A mistake by her and her staff has garnered far more attention than the fact that the Welfare Food Challenge is not able to run this year because the amount left over for food is only $6 per week. Once rent is subtracted from the deeply inadequate rate of $710 per month, only $23 remains to cover all other basic needs. This is using the average lowest rent for an SRO in the Downtown Eastside of $687.
The B.C. Liberal Party released a copy of Elmore’s expense report on Wednesday and highlighted expense claims—during the week of the challenge—of meal per diem payments of $61 a day.
The issue that should have been highlighted is that the welfare rates were frozen at $610 per month for 10 years and were only increased by $100 in 2017. The current welfare rate is less than half the official Canadian poverty line, a measure that calculates what is actually needed to live.
And the real issue is what this reveals about how we value different people.
For food alone, MLAs are allowed to apply for reimbursement of $1,220 per month, if we consider four full five-day weeks of work at the legislature. Their housing allowance on top of that is at a minimum $1,000 per month for a total of $2,220.
So the amount the government provides an MLA for food and housing is over three times the amount for those in desperate need on welfare. MLAs seem to value themselves far more than they value those on welfare in the deepest poverty.
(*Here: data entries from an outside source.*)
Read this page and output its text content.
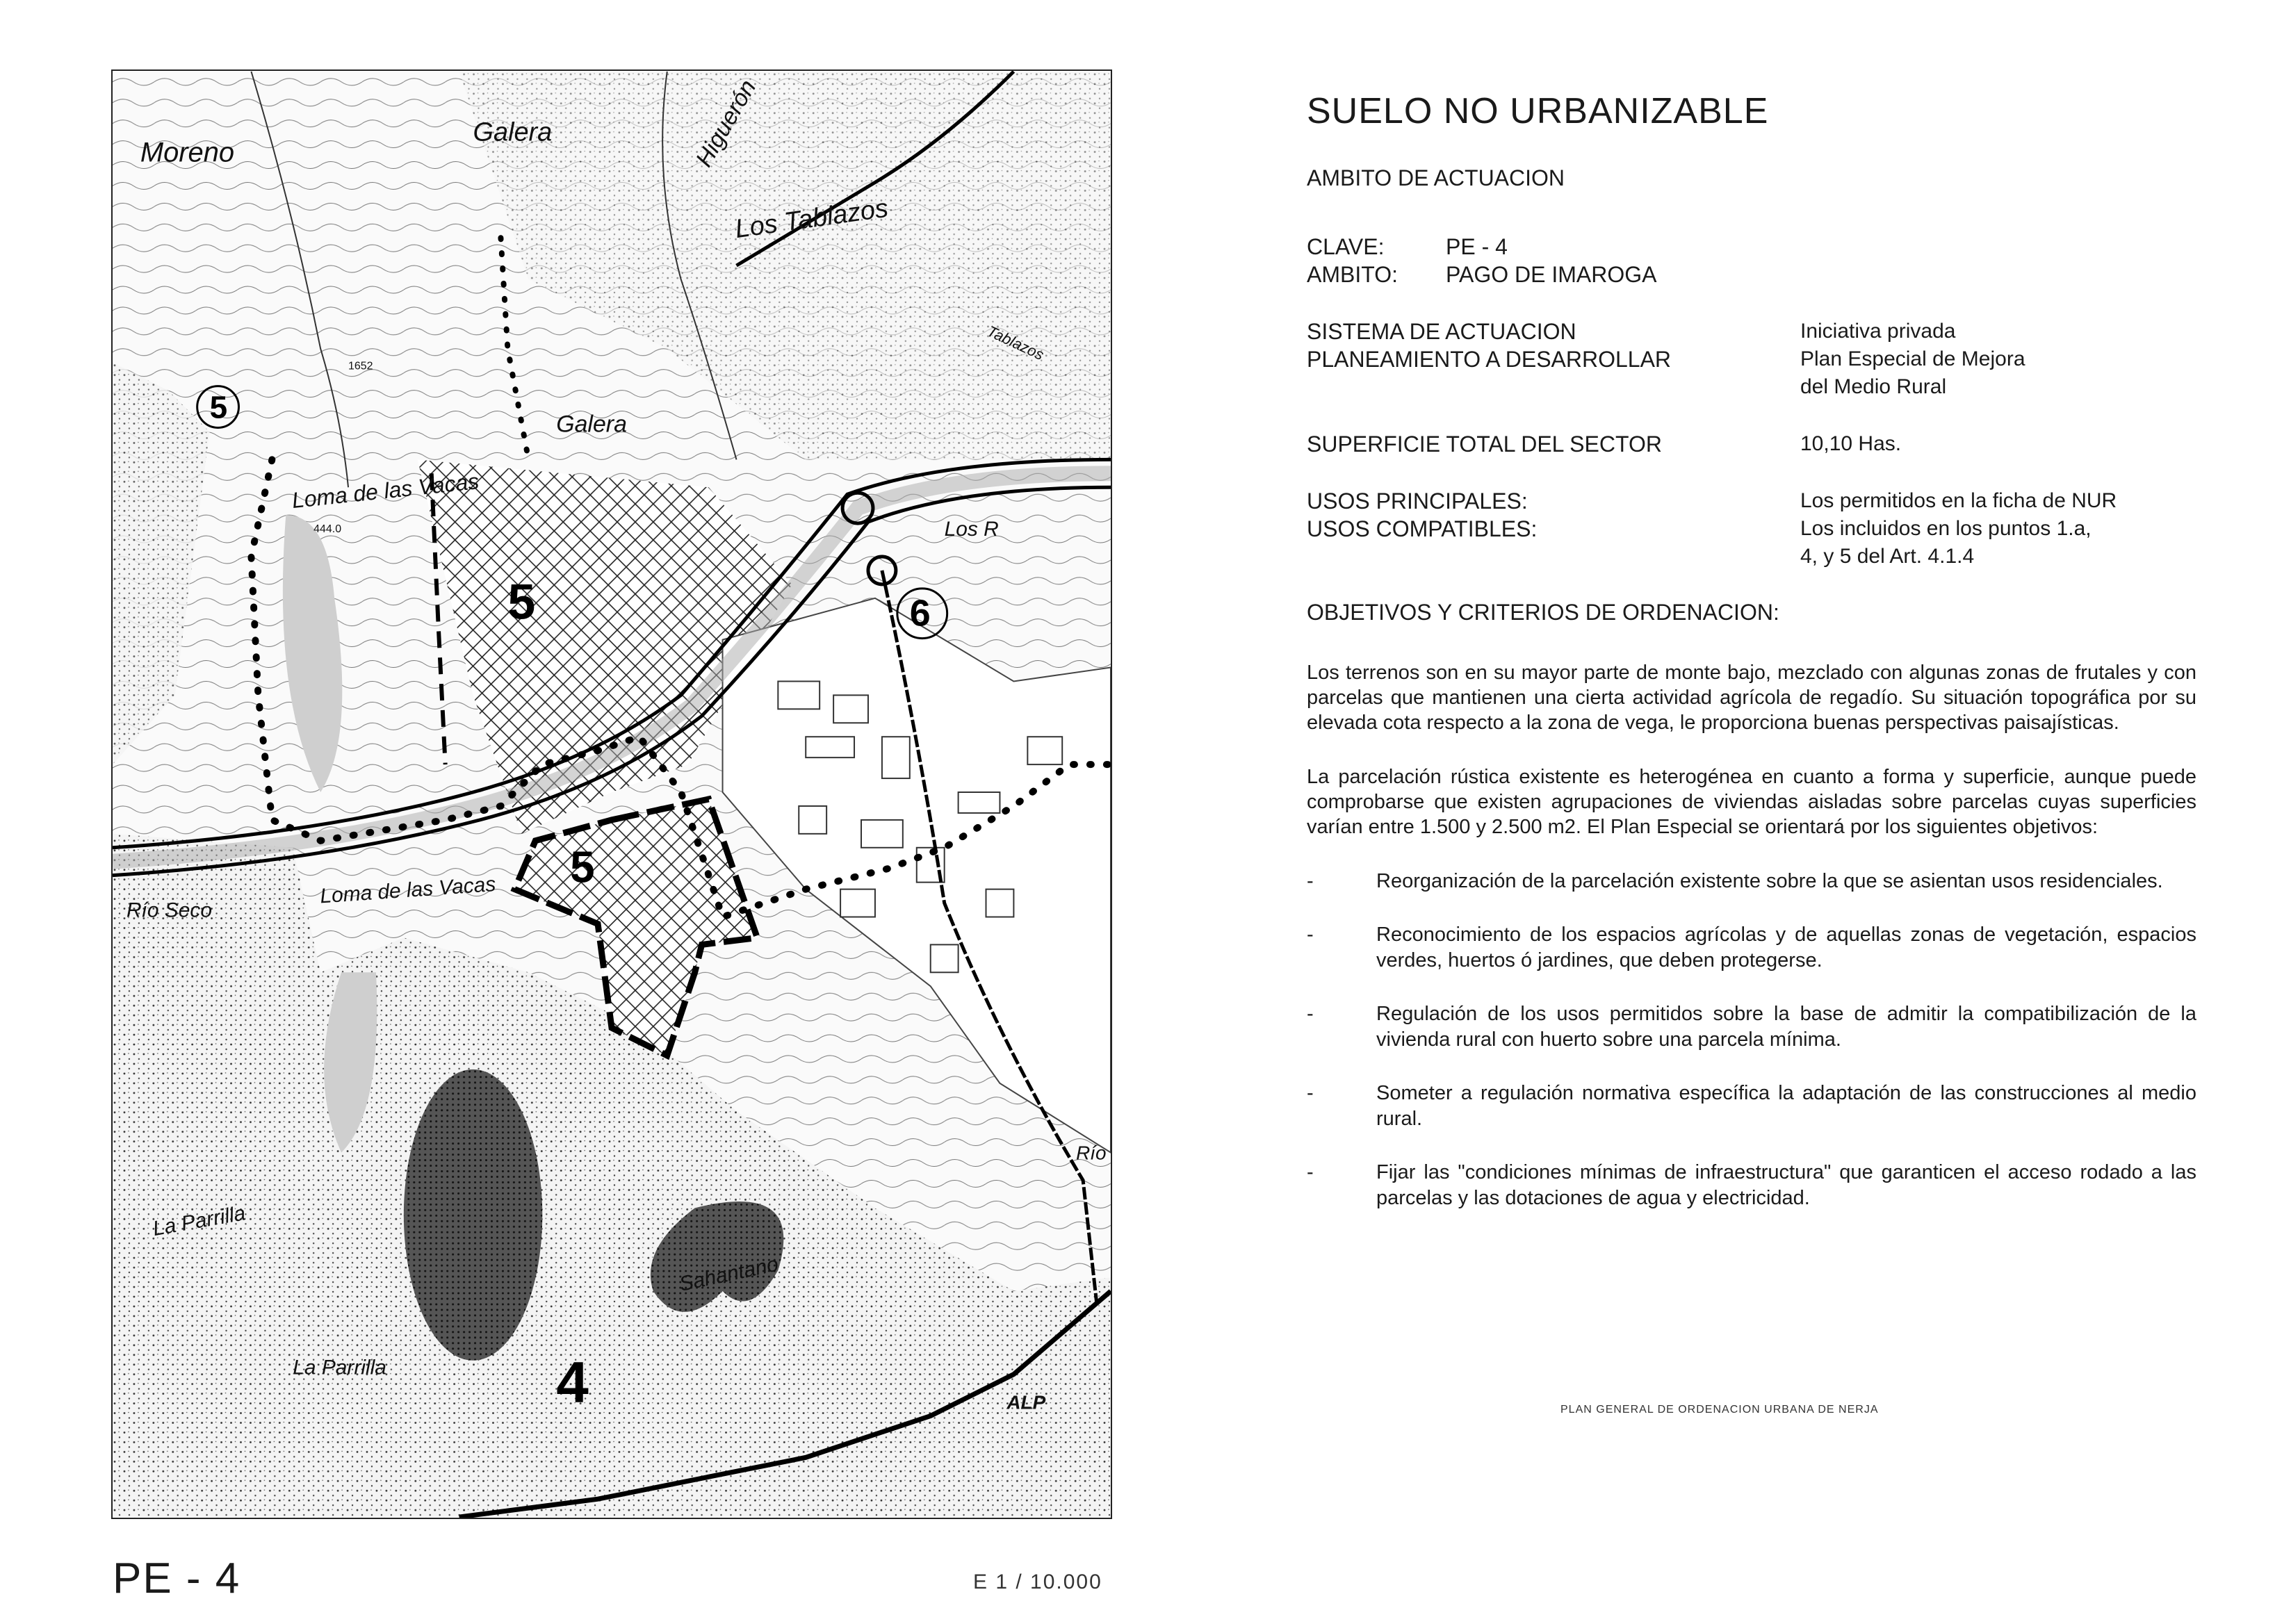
5
5
5
6
4
Moreno
Galera
Los Tablazos
Tablazos
Galera
Loma de las Vacas
Los R
Loma de las Vacas
Río Seco
La Parrilla
Sahantano
La Parrilla
Río
ALP
Higuerón
444.0
1652
PE - 4	E 1 / 10.000
SUELO NO URBANIZABLE
AMBITO DE ACTUACION
CLAVE:	PE - 4
AMBITO:	PAGO DE IMAROGA
SISTEMA DE ACTUACION	Iniciativa privada
PLANEAMIENTO A DESARROLLAR	Plan Especial de Mejora
del Medio Rural
SUPERFICIE TOTAL DEL SECTOR	10,10 Has.
USOS PRINCIPALES:	Los permitidos en la ficha de NUR
USOS COMPATIBLES:	Los incluidos en los puntos 1.a,
4, y 5 del Art. 4.1.4
OBJETIVOS Y CRITERIOS DE ORDENACION:

Los terrenos son en su mayor parte de monte bajo, mezclado con algunas zonas de frutales y con parcelas que mantienen una cierta actividad agrícola de regadío. Su situación topográfica por su elevada cota respecto a la zona de vega, le proporciona buenas perspectivas paisajísticas.

La parcelación rústica existente es heterogénea en cuanto a forma y superficie, aunque puede comprobarse que existen agrupaciones de viviendas aisladas sobre parcelas cuyas superficies varían entre 1.500 y 2.500 m2. El Plan Especial se orientará por los siguientes objetivos:

-	Reorganización de la parcelación existente sobre la que se asientan usos residenciales.
-	Reconocimiento de los espacios agrícolas y de aquellas zonas de vegetación, espacios verdes, huertos ó jardines, que deben protegerse.
-	Regulación de los usos permitidos sobre la base de admitir la compatibilización de la vivienda rural con huerto sobre una parcela mínima.
-	Someter a regulación normativa específica la adaptación de las construcciones al medio rural.
-	Fijar las "condiciones mínimas de infraestructura" que garanticen el acceso rodado a las parcelas y las dotaciones de agua y electricidad.
PLAN GENERAL DE ORDENACION URBANA DE NERJA
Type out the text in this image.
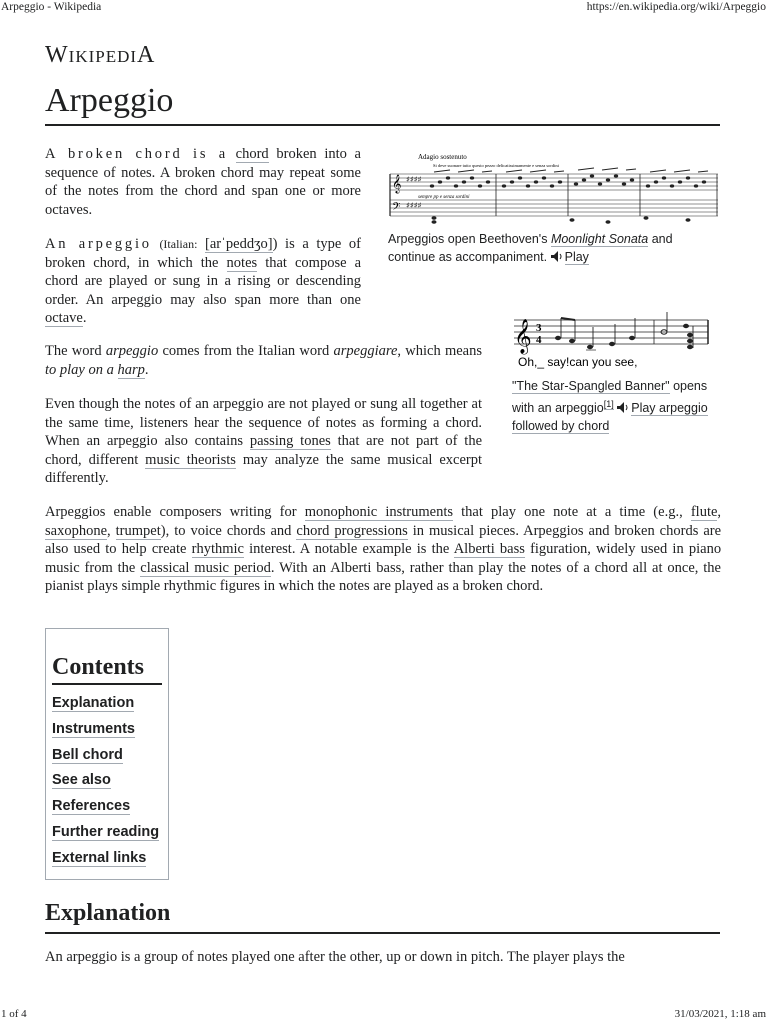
Arpeggio - Wikipedia	https://en.wikipedia.org/wiki/Arpeggio
WikipediA
Arpeggio
A broken chord is a chord broken into a sequence of notes. A broken chord may repeat some of the notes from the chord and span one or more octaves.
An arpeggio (Italian: [arˈpeddʒo]) is a type of broken chord, in which the notes that compose a chord are played or sung in a rising or descending order. An arpeggio may also span more than one octave.
The word arpeggio comes from the Italian word arpeggiare, which means to play on a harp.
Even though the notes of an arpeggio are not played or sung all together at the same time, listeners hear the sequence of notes as forming a chord. When an arpeggio also contains passing tones that are not part of the chord, different music theorists may analyze the same musical excerpt differently.
Arpeggios enable composers writing for monophonic instruments that play one note at a time (e.g., flute, saxophone, trumpet), to voice chords and chord progressions in musical pieces. Arpeggios and broken chords are also used to help create rhythmic interest. A notable example is the Alberti bass figuration, widely used in piano music from the classical music period. With an Alberti bass, rather than play the notes of a chord all at once, the pianist plays simple rhythmic figures in which the notes are played as a broken chord.
Adagio sostenuto
Si deve suonare tutto questo pezzo delicatissimamente e senza sordini
𝄞
𝄢
♯♯♯♯
♯♯♯♯
sempre pp e senza sordini
Arpeggios open Beethoven's Moonlight Sonata and continue as accompaniment. Play
𝄞 3
4
Oh,_ say!can you see,
"The Star-Spangled Banner" opens with an arpeggio[1] Play arpeggio followed by chord
Contents
Explanation
Instruments
Bell chord
See also
References
Further reading
External links
Explanation
An arpeggio is a group of notes played one after the other, up or down in pitch. The player plays the
1 of 4	31/03/2021, 1:18 am
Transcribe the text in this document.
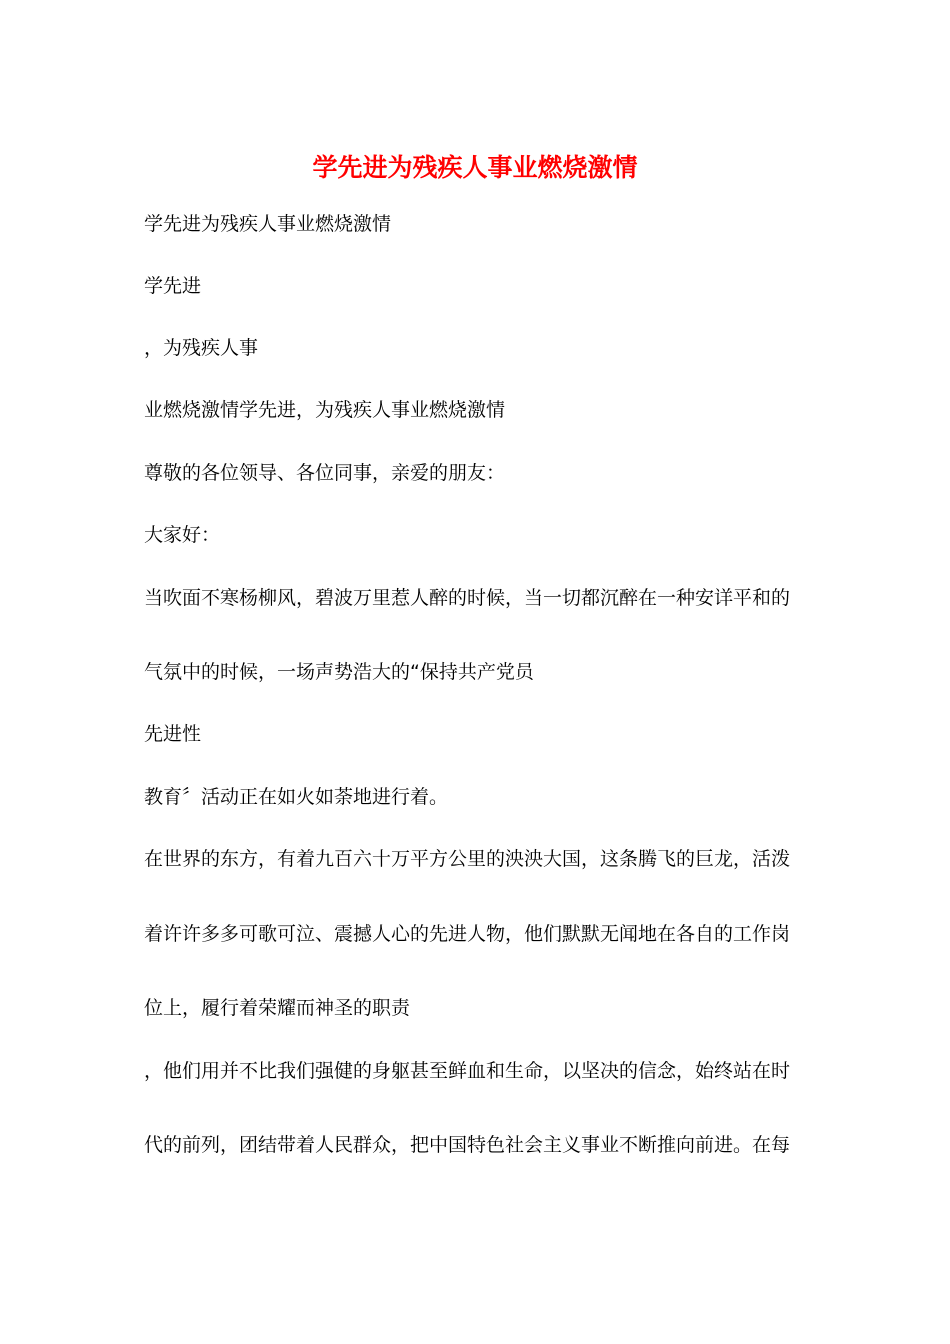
学先进为残疾人事业燃烧激情

学先进为残疾人事业燃烧激情

学先进

，为残疾人事

业燃烧激情学先进，为残疾人事业燃烧激情

尊敬的各位领导、各位同事，亲爱的朋友：

大家好：

当吹面不寒杨柳风，碧波万里惹人醉的时候，当一切都沉醉在一种安详平和的

气氛中的时候，一场声势浩大的“保持共产党员

先进性

教育〞活动正在如火如荼地进行着。

在世界的东方，有着九百六十万平方公里的泱泱大国，这条腾飞的巨龙，活泼

着许许多多可歌可泣、震撼人心的先进人物，他们默默无闻地在各自的工作岗

位上，履行着荣耀而神圣的职责

，他们用并不比我们强健的身躯甚至鲜血和生命，以坚决的信念，始终站在时

代的前列，团结带着人民群众，把中国特色社会主义事业不断推向前进。在每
And, for the most part, we stand by and watch while people are devalued and dehumanized through a government system that should be part of a strong social safety net ready to support us when we need it, whether we’re facing a serious illness, a work accident, fleeing domestic violence, or any number of unforeseen circumstances that could plunge any one of us into poverty.
Elmore has now promised to pay back the amount she should not have claimed in an attempt to remedy the situation. She goes on to say that the Welfare Food Challenge shows why the province needs a poverty reduction plan. What the challenge actually shows is that the upcoming poverty reduction plan must include a significant increase in the welfare rates, and I look forward to seeing Elmore and the government remedy that situation.
This is the way to address the real issue by valuing people in deep poverty and recognizing their humanity.
Government itself has done the math and found that increasing income and disability assistance rates to 75 percent of the poverty line (using the market basket measure) costs only $372 million. The Canadian Centre for Policy Alternatives has gone further and calculated the cost of lifting those folks out of poverty entirely, and found that increasing the rates to 100 percent of the poverty line costs $1.16 billion.
This sounds like a lot to most of us—an impossible, out of reach amount—but we have to remember that the provincial government has $50 billion of our public money in its budget so this amounts to only two percent of this. Completely possible and within our reach.
And, more importantly, we have to remember that this is fundamentally about valuing people and their humanity.